La suerte está echada, Lucho llega a su pequeño recoveco en una quinta en la avenida Iquitos. Mira fijamente a su cachorro, está escuchando un viejo disco recopilatorio de música de Camille Saint- Saens, se acerca lentamente y le ofrece una porción de anticuchos. Dos balas menos pero su estómago está lleno y su primogénito podrá comer esta noche, mientras, suena “Danse Macabre”.
Amanece en la febril ciudad limeña, todo empezó a causa de la histeria colectiva en la que se vio sumergida, desde el paciente 0 hasta la propagación nosocomial y la declaración de la cuarentena. Los últimos vuelos partieron y luego cerraron los terrapuertos, nadie más sale ni nadie más entra, reglas básicas si tratas de contener una epidemia que en menos de 2 meses ha terminado con la vida de todo el que se infecta. Se enciende la pequeña radio a baterías que Lucho conserva como una reliquia puesto que es la única forma de enterarse de lo que pasa en el país, el estado declara la ley marcial.
Los robos y los asesinatos han desquiciado a los limeños que aún siguen con vida y se aferran a su ciudad, a una posible cura que está siendo desarrollada en Colombia, según declaro la radio con mayor seriedad del estado. Es la hora de largarse de este manicomio en el cual lleva viviendo 30 años.
Lucho despierta a su hijo, lo carga con un solo brazo y con el otro sostiene una maleta, el arma siempre en el fundillo. Camina deprisa, muy atento, dobla un par de esquinas, sigue por un par de cuadras más y logra divisar el centro de auxilio mecánico de su amigo. La calle esta desierta. Camina demasiado rápido, casi corre. Los caídos parecen observarlo desde el suelo.
Una pared pintada de azul y blanco, colores del equipo del que Ricardo era un hincha de toda la vida. Toca 3 veces la reja de metal que lo separa de la libertad y la seguridad que puede proporcionar la serranía a sus habitantes. Nadie responde. Vuelve a insistir. Nada aun.
Una voz ronca responde. Ya voy carajo, que manera de joder. Lucho sonríe, por un momento pensó lo peor. Ricardo abre la reja y los hace pasar. Todo está saliendo de acuerdo al plan. El trámite fue rápido, le entregó las llaves, le dio un par de consejos y una palmada en la espalda, sin lágrimas ni cursilerías de ese tipo. Lucho pisa el embrague, pone primera y arranca su última esperanza.

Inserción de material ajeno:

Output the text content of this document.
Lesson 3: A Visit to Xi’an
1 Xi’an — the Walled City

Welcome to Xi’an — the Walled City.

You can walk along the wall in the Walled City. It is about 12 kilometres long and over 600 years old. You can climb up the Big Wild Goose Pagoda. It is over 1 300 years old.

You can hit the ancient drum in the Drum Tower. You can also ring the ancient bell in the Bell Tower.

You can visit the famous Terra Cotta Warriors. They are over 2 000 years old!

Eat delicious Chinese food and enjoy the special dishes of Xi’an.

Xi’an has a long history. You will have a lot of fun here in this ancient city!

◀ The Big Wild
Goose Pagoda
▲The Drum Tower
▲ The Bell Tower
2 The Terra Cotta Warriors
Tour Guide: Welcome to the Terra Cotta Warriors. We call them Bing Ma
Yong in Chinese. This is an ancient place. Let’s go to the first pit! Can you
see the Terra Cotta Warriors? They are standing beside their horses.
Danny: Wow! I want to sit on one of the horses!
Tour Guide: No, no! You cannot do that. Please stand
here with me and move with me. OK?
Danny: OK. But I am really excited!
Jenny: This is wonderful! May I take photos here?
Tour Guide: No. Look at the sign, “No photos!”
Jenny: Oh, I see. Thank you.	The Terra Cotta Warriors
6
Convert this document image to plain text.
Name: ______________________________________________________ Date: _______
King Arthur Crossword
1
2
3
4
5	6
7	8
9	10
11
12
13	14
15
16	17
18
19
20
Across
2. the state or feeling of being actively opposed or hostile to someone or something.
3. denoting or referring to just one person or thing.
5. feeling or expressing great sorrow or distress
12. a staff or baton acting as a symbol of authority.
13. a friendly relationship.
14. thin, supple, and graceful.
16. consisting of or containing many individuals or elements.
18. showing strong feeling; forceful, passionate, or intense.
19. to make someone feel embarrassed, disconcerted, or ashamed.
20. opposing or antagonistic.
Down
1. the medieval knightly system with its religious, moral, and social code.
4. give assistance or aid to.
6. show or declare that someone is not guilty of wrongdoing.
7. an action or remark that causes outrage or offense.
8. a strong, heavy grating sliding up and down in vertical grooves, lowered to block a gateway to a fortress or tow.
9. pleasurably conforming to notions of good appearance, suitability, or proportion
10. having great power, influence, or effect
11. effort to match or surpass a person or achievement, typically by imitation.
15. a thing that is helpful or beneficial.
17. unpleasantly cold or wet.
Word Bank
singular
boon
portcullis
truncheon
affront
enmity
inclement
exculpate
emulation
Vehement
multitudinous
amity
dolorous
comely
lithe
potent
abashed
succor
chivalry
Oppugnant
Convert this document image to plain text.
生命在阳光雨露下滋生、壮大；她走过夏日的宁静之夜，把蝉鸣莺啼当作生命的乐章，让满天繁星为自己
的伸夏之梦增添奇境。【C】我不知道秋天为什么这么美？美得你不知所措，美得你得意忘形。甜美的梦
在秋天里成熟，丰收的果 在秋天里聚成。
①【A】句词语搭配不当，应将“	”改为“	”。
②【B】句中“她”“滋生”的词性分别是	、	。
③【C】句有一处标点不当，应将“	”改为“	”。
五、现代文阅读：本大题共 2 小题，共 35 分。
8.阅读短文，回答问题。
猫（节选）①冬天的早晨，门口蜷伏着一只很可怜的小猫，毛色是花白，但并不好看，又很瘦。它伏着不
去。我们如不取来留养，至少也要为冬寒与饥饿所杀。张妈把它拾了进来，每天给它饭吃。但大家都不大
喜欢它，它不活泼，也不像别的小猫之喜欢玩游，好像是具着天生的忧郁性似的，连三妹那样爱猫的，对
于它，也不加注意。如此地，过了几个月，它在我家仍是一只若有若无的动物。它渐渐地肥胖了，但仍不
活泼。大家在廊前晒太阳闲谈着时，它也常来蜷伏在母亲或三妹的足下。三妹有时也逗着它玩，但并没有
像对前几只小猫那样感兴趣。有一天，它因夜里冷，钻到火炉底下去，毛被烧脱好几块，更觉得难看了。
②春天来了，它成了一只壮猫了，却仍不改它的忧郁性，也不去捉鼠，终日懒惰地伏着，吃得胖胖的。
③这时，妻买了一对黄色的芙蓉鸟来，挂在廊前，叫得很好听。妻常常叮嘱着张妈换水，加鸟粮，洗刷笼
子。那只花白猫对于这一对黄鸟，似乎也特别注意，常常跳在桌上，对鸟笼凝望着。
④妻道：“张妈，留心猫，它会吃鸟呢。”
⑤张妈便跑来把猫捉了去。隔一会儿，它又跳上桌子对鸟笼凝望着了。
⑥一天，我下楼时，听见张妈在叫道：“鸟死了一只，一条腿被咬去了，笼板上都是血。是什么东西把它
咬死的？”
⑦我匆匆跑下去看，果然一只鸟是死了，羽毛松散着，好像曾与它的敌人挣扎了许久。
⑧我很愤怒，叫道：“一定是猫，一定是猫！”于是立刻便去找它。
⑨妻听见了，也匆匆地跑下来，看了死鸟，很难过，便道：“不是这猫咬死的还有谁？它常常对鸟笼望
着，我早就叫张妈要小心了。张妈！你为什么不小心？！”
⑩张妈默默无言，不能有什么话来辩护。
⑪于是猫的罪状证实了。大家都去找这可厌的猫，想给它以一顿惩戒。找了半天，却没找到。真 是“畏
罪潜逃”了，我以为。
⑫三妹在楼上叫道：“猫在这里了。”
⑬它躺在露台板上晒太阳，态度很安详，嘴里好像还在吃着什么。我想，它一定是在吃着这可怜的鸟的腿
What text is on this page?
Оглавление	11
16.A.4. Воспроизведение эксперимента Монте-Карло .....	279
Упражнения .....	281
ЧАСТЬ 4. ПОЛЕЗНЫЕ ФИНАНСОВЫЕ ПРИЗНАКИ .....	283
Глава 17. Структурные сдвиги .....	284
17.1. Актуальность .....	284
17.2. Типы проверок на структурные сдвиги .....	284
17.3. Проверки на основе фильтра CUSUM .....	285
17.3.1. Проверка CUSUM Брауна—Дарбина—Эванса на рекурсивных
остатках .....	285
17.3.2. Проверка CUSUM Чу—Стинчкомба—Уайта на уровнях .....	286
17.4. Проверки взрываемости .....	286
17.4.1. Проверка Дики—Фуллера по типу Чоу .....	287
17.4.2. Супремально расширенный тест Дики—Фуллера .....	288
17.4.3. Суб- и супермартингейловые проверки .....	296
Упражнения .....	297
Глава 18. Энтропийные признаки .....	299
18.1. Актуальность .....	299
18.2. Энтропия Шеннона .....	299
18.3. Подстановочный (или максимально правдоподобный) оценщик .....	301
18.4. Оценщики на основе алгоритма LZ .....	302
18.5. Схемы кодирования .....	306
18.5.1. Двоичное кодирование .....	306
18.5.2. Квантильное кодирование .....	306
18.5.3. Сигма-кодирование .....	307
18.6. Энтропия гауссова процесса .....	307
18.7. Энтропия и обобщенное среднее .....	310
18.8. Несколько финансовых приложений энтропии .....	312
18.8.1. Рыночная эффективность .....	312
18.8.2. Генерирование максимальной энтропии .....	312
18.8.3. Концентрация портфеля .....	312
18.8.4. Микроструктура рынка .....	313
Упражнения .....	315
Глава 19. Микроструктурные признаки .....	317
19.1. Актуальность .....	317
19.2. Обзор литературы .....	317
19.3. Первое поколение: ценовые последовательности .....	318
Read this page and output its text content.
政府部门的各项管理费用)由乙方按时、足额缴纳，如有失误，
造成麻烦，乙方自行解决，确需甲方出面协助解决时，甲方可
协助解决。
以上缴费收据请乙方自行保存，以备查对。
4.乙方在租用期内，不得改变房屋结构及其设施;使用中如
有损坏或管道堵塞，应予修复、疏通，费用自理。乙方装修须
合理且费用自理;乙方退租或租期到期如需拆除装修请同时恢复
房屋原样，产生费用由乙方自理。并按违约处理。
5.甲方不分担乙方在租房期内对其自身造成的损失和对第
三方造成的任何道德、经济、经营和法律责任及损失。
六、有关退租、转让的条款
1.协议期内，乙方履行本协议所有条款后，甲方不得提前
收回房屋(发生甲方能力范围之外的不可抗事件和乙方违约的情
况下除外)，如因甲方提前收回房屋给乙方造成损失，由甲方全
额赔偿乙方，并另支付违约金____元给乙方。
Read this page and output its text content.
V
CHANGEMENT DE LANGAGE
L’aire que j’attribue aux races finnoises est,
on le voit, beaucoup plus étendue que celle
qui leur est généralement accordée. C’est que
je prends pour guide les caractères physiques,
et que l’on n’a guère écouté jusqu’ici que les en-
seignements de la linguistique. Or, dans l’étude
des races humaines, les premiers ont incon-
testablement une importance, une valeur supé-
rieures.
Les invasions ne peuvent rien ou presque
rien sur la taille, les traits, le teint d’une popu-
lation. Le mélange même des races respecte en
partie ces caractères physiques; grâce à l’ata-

El zarramplín maneja enervado, llega a la carretera y acelera, no puede esperar para mostrarle a su hijo un lugar diferente a la grisácea metrópoli sobrepoblada donde lo ha tenido viviendo desde que nació. Un futuro mejor aún es posible. Solo tienen que sobrevivir el tiempo suficiente para que alguien halle la cura, o que se mueran todos… lo que pase primero. Va cayendo la tarde lentamente, ya la noche se asoma en su venir, el carro necesita algo de gasolina. Lucho le pide al pequeño que espere en el auto mientras él vacía la galonera en el tanque del vehículo. Duelen las muñecas, le pesa el cuerpo y se siente algo afiebrado. Debe ser por manejar tanto y tan tenso, se dice a sí mismo, no pasara nada, soy un maldito hipocondríaco.
Lucho cae débil, el pequeño grita desde dentro del vehículo. Se le nubla la visión y no puede ponerse de pie. Se sabe enfermo, por fin lo ha confirmado. Su hijo sigue gritando. Las cosas suelen perder sentido a estas alturas, en qué momento se habrá contagiado del letal virus, en que momento empezó su desgracia. Ya no hay mucho que hacer ante esta negativa ruin. Frialdad, no quiero que sufra se dice destrozado.
Los síntomas: molestias en las articulaciones, fortísimos dolores musculares, extrema debilidad, vómitos, hemorragias internas y externas, comportamiento psicótico y paranoico. Estaba claro, esa criaturita no merecía pasar por eso. Con el mayor esfuerzo que ha hecho un hombre jamás, se pone de pie. Abre la puerta. Su retoño sale disparado cual corcho de champagne y lo abraza fuertemente. Lucho deja caer lágrimas a borbotones. Termina de llenar el tanque, suben al auto y maneja por un par de kilómetros más, hasta una gasolinera abandonada. Suda frío.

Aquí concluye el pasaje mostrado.